Près de 200 tableaux de Claude Monet ont été exposés jusqu'en janvier 2011 au Grand Palais. — photos : S. ORTOLA / 20 MINUTES

Les députés se réunissent lundi et mardi pour discuter du projet de loi de finances rectificative sur la réforme de la fiscalité du patrimoine

Et un amendement, voté la semaine dernière en commission des Finances, pourrait perturber les débats. Sur proposition de l’UMP Marc Le fur, une partie des députés a approuvé la suppression de la niche fiscale de l’ISF sur les œuvres d’art.

20 Minutes fait le point sur les arguments des uns et des autres même si la proposition n’est pas nouvelle et a peu de chances de passer.

Ceux qui veulent réintégrer les œuvres d’art dans le calcul de l’ISF

Depuis sa création en 1982, les œuvres d’art, objets de collection et d’antiquité ne sont pas assujettis à l’ISF. L’objectif était de soutenir le marché de l’art et d’éviter que le patrimoine artistique français ne parte vers des contrées plus accueillantes.

Mais pour le député Marc Le Fur, la fin de cette niche fiscale est une question de justice fiscale. Et si le débat est ancien, il dépasse largement les étiquettes partisanes.

Dans une interview au journal Les Echos, l'ancien ministre et président du Parti radical, Jean-Louis Borloo a ainsi apporté son soutien à cette mesure. Il propose même d’aller plus loin et de relever à 19% la taxe sur les plus-values des œuvres d’arts.  Cette dernière est aujourd’hui forfaitisée à 5% du prix de vente et 8% pour les métaux précieux, a-t-il rappelé.

Ceux qui sont contre cette réforme

La niche fiscale ne devrait cependant pas être supprimée car le gouvernement y est opposé.

Le ministre de la Culture, François Mitterrand, craint tout d’abord un effondrement du marché de l’art en France. «Si la mesure passe, cela va créer un climat psychologique épouvantable parmi les collectionneurs» qui «ne vendraient plus en France», «cacheraient leurs biens ou les sortiraient du pays», ajoute le ministre.
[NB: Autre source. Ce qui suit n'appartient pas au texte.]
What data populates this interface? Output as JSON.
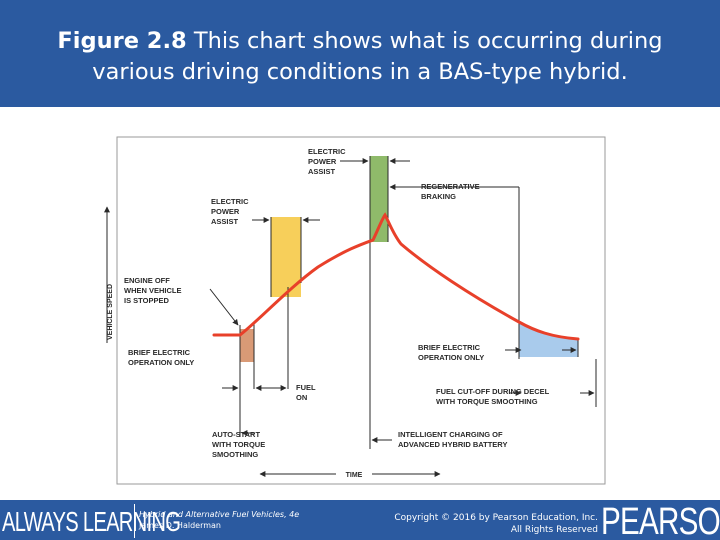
{
  "header": {
    "figure_label": "Figure 2.8",
    "caption_line1": "This chart shows what is occurring during",
    "caption_line2": "various driving conditions in a BAS-type hybrid."
  },
  "diagram": {
    "axis_y_label": "VEHICLE SPEED",
    "axis_x_label": "TIME",
    "labels": {
      "electric_power_assist_top": [
        "ELECTRIC",
        "POWER",
        "ASSIST"
      ],
      "regenerative_braking": [
        "REGENERATIVE",
        "BRAKING"
      ],
      "electric_power_assist_left": [
        "ELECTRIC",
        "POWER",
        "ASSIST"
      ],
      "engine_off": [
        "ENGINE OFF",
        "WHEN VEHICLE",
        "IS STOPPED"
      ],
      "brief_electric_left": [
        "BRIEF ELECTRIC",
        "OPERATION ONLY"
      ],
      "brief_electric_right": [
        "BRIEF ELECTRIC",
        "OPERATION ONLY"
      ],
      "fuel_on": [
        "FUEL",
        "ON"
      ],
      "fuel_cutoff": [
        "FUEL CUT-OFF DURING DECEL",
        "WITH TORQUE SMOOTHING"
      ],
      "auto_start": [
        "AUTO-START",
        "WITH TORQUE",
        "SMOOTHING"
      ],
      "intelligent_charging": [
        "INTELLIGENT CHARGING OF",
        "ADVANCED HYBRID BATTERY"
      ]
    },
    "colors": {
      "speed_curve": "#e8402a",
      "power_assist_fill": "#f7cf5a",
      "regen_fill": "#8fba6a",
      "brief_electric_left_fill": "#d99a76",
      "brief_electric_right_fill": "#a9cbec"
    }
  },
  "footer": {
    "brand_left": "ALWAYS LEARNING",
    "book_title": "Hybrid and Alternative Fuel Vehicles, 4e",
    "book_author": "James D. Halderman",
    "copyright_line1": "Copyright © 2016 by Pearson Education, Inc.",
    "copyright_line2": "All Rights Reserved",
    "brand_right": "PEARSON"
  }
}
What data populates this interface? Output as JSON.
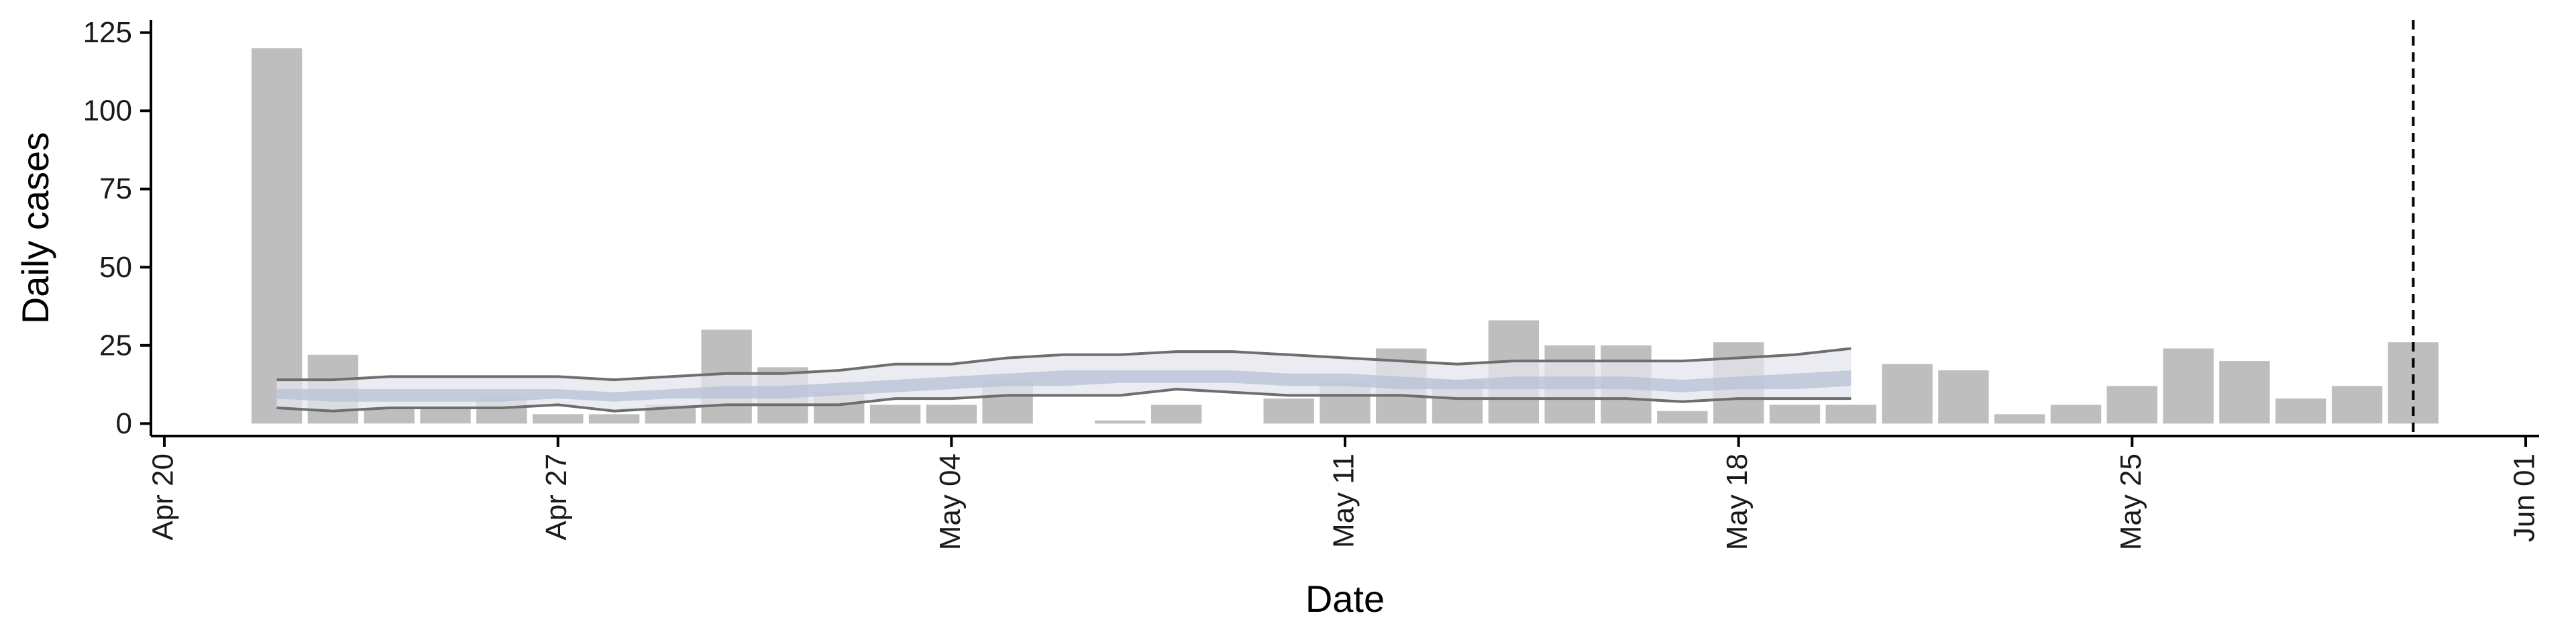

Le ministre du Budget François Baroin veut aussi protéger le patrimoine français. «90% des collections publiques aujourd'hui s'enrichissent par des donations à l'Etat de particuliers, des dations, et nous avons besoin d'un dispositif important de protection des biens culturels», a-t-il expliqué lundi.

Dernière raison de ce rejet: la difficulté pour mettre en place la mesure. Il sera ainsi délicat d’évaluer le prix des œuvres d’art. Et la taxation ne pourra se faire que sur des données déclaratives. L’administration aura du mal à aller vérifier chez tous les Français qu’ils ne cachent pas des tapis ou des tableaux dans leur salon.